Comparing a our graph to the classical decomposition graph, shows similarities. The decomposition will expose the seasonality, trend, and remainder variables, which we can explore separately. All three variables show an increasing trend, just the original time series trend in A.
gas_tsibble = as_tsibble(gas_decomp)
gas_tsibble %>%
autoplot(season_adjust) + labs(title = "Seasonal Adjusted Data for Gas Production", y = "Gas Production in Petajoules")
gas2 = gas %>%
mutate( Gas = if_else(Quarter ==yearquarter("2009Q3"), Gas + 300, Gas)) %>%
model(
classical_decomposition(Gas, type = "multiplicative")
) %>%
components()
gas2tssible = as_tsibble(gas2)
gas2tssible%>%
autoplot(season_adjust) + labs(title = "Seasonal Adjusted Data for Gas Production in Quarter 3 of 2009 When 300 + ", y = "Gas Production in Petajoules")
It does make a difference when an outlier is added near the end rather than the middle of the time series, because it sticks out and it develops peak towards the end of the data. it make the data visually skewed, when 300 more petajoules of gas is added to quarter 3 in 2009. The outlier at the end make it difficult to understand any trend or pattern that will occur in the data, because the huge peak created has impact on how the data is interpreted.

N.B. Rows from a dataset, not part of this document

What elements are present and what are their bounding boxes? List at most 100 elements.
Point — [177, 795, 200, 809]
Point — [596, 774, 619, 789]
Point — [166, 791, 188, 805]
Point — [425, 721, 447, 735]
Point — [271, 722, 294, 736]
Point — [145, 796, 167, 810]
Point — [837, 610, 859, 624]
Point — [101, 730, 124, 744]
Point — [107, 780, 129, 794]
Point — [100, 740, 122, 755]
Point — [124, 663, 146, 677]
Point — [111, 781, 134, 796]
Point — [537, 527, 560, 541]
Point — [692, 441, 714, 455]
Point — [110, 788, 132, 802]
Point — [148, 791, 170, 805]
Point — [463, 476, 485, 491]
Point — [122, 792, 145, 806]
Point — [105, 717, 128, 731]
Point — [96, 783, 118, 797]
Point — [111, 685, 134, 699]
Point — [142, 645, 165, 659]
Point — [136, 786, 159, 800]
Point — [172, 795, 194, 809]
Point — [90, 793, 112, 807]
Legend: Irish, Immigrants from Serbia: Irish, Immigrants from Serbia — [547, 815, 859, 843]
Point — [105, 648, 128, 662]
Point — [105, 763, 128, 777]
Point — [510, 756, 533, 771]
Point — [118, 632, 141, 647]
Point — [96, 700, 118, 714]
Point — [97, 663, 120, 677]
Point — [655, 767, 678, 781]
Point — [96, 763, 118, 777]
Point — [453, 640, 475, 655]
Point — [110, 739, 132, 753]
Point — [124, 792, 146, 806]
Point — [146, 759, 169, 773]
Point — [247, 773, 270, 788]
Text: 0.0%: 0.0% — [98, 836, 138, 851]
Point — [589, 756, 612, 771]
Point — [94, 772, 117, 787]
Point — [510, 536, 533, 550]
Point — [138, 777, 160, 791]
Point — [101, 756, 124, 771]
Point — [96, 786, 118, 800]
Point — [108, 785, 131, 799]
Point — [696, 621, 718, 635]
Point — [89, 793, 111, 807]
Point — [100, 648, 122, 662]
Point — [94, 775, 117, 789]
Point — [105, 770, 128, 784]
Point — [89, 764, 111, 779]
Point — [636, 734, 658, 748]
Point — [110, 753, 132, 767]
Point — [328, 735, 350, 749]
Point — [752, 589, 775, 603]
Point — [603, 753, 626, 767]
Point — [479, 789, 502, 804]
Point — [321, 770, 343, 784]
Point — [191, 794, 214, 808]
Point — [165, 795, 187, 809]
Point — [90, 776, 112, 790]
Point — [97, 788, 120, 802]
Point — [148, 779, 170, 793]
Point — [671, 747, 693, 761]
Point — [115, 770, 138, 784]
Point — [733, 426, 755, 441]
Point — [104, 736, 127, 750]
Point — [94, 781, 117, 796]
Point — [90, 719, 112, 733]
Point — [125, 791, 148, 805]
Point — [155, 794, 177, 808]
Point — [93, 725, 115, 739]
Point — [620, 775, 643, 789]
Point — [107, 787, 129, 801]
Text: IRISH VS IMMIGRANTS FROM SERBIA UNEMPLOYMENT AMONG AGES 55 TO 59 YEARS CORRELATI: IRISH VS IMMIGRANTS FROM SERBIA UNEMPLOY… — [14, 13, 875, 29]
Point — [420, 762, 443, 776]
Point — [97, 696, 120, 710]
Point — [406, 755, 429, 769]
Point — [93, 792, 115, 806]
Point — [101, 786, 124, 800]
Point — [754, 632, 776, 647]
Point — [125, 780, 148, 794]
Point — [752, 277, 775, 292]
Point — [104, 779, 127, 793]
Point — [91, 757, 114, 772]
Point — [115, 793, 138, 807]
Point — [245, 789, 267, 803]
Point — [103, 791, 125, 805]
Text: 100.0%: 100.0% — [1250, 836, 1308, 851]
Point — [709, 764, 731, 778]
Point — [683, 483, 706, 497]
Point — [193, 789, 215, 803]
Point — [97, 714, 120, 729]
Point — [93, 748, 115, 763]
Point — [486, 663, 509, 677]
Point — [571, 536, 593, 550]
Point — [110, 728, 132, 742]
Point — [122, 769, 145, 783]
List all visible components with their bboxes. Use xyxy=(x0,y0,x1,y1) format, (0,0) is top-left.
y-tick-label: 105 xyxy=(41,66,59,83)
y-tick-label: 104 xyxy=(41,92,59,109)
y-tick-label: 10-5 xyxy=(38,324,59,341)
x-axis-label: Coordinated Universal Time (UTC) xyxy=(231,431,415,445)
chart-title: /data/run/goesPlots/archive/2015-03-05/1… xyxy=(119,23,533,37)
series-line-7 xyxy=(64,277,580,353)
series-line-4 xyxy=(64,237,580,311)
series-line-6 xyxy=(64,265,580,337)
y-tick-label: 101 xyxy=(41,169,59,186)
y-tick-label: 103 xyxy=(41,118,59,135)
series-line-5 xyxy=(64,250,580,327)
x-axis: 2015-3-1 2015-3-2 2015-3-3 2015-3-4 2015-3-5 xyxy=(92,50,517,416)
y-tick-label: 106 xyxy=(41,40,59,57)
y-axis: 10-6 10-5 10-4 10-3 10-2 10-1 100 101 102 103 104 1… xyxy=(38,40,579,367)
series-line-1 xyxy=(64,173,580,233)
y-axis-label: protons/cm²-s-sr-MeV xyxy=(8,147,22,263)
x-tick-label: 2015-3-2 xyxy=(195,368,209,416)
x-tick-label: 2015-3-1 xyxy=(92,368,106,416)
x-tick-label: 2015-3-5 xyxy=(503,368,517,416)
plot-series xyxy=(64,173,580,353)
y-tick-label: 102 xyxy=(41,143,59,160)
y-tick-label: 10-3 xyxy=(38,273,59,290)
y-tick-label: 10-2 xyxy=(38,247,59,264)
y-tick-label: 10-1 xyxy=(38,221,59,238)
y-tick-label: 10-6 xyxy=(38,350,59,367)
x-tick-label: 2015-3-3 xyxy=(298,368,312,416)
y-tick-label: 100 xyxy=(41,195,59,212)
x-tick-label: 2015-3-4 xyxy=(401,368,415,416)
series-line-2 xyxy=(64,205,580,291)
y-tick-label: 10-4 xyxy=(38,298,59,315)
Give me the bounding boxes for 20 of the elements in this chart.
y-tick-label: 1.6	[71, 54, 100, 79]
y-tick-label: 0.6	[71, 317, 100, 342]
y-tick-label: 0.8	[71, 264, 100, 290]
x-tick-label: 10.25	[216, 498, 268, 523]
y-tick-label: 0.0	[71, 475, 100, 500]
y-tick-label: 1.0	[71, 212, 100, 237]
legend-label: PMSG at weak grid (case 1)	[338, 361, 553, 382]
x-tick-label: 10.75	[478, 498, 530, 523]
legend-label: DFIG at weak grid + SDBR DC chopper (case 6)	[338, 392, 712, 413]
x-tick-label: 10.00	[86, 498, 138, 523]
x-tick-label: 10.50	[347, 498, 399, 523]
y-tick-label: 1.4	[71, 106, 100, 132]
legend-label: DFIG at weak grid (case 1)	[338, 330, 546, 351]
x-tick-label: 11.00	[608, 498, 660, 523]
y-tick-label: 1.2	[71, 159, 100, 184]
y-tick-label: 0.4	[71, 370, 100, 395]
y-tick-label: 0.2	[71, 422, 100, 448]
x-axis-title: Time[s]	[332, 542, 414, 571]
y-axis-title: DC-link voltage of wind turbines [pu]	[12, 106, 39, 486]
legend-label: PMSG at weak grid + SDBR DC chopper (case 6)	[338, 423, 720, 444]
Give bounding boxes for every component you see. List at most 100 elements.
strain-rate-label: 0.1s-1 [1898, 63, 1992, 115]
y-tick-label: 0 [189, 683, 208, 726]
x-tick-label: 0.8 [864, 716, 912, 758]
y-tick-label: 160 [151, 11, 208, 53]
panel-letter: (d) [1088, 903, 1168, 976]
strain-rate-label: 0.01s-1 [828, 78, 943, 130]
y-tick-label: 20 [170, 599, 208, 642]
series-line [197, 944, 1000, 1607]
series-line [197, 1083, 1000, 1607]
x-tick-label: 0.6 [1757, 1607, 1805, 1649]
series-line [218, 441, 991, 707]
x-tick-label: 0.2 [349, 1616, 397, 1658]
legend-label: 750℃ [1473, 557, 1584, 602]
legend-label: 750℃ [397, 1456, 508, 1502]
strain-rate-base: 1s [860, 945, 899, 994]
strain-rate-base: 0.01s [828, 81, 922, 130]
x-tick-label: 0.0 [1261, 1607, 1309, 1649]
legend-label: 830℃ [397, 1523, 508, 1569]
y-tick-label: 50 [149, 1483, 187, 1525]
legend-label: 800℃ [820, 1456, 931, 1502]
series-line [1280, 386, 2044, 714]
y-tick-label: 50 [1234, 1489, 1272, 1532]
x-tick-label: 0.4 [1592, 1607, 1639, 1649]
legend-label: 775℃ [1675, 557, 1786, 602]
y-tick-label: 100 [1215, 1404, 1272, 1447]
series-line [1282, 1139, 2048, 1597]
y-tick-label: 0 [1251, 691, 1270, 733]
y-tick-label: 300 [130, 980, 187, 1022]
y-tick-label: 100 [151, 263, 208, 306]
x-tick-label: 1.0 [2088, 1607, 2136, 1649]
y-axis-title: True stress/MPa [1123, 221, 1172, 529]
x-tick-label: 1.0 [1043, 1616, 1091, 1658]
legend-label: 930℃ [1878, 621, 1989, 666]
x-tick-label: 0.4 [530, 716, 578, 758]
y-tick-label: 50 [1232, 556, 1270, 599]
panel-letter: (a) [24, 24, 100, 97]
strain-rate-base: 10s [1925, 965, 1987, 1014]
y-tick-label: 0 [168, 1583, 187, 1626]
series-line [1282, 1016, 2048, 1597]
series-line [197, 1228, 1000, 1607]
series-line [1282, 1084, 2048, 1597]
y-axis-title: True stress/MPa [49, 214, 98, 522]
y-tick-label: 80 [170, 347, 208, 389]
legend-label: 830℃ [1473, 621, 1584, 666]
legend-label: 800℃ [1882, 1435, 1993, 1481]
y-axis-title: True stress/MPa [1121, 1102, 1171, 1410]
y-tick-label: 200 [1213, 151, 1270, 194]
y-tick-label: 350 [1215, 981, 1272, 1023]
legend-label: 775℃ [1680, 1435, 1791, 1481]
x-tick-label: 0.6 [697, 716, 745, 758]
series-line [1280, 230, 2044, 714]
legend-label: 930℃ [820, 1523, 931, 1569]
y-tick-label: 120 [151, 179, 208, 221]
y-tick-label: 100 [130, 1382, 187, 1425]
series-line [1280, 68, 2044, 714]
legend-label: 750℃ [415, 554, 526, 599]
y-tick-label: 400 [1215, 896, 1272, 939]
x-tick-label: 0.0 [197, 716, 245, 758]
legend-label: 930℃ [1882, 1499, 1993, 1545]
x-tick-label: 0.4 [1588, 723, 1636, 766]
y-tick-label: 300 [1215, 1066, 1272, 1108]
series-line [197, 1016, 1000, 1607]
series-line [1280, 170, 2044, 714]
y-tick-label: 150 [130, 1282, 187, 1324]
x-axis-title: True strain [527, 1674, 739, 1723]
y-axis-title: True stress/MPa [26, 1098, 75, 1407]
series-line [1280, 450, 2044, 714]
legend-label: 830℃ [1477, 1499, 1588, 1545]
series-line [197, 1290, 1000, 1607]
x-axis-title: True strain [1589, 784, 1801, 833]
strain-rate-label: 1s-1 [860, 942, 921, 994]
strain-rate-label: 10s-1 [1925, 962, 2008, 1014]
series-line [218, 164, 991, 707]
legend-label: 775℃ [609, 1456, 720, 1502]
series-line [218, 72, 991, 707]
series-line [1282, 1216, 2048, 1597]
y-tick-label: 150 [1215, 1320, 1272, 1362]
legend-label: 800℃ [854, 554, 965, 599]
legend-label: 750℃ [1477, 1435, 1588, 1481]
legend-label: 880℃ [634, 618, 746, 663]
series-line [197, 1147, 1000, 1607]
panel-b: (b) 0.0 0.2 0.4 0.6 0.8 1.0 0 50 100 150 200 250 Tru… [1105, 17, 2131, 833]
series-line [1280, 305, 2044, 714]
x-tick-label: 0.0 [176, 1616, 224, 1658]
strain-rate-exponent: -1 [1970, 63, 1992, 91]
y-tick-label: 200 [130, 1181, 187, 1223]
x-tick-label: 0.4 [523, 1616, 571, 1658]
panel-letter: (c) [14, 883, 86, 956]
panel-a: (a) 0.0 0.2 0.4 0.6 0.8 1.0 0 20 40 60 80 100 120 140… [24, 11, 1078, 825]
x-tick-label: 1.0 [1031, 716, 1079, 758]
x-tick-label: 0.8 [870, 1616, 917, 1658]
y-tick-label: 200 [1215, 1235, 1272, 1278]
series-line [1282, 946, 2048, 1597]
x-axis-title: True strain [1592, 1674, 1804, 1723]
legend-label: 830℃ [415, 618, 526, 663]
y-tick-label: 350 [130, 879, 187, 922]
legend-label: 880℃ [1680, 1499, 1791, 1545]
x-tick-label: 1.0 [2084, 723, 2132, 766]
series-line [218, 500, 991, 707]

Question 3.8 Recall your retail time series data (from Exercise 7 in Section 2.10). Decompose the series using X-11. Does it reveal any outliers, or unusual features that you had not noticed previously?
x11_dcmp <- myseries %>%
model(x11 = X_13ARIMA_SEATS(Turnover ~ x11())) %>%
components()
autoplot(x11_dcmp) +
labs(title =
"Decomposition of total US retail employment using X-11.")
X-11 model can allows us to observe the robust outlier drawn thorughout
the graph. Some unusual patterns are shown to occur in in the begining
and throughout of the 1990s and this pattern is observed again in the
end of 2000s. These fluctuations could be result of economic downsides
like recession from dot.com bubble in the 90s and housing crash in 2008.
These outlier highlight irregular trends in the employment data.
Question 3.9
Figures 3.19 and 3.20 show the result of decomposing the number of persons in the civilian labour force in Australia each month from February 1978 to August 1995.
In figure 3.19, we can observe a steady increase in the number of person in the civilian labor force from 1978 to 1995. There is noticeable in the beginning of the 1990s, due to some economic recessions. When we observe figure 3.20, there some strong seasonal fluctuation that occur in the Australian civilian labor force. The labor force hits its peak in two months March and December, due to hiring programs for holidays. In the remainder component the sharp decline in 1991 visualizes the impact of the 1991/1992 recession.
Is the recession of 1991/1992 visible in the estimated components?
The recession is clearly visible in the remainder component. This recession caused a decline the civilian labour force, and is detailed to have strong impacted the upwards trends of labour force growth.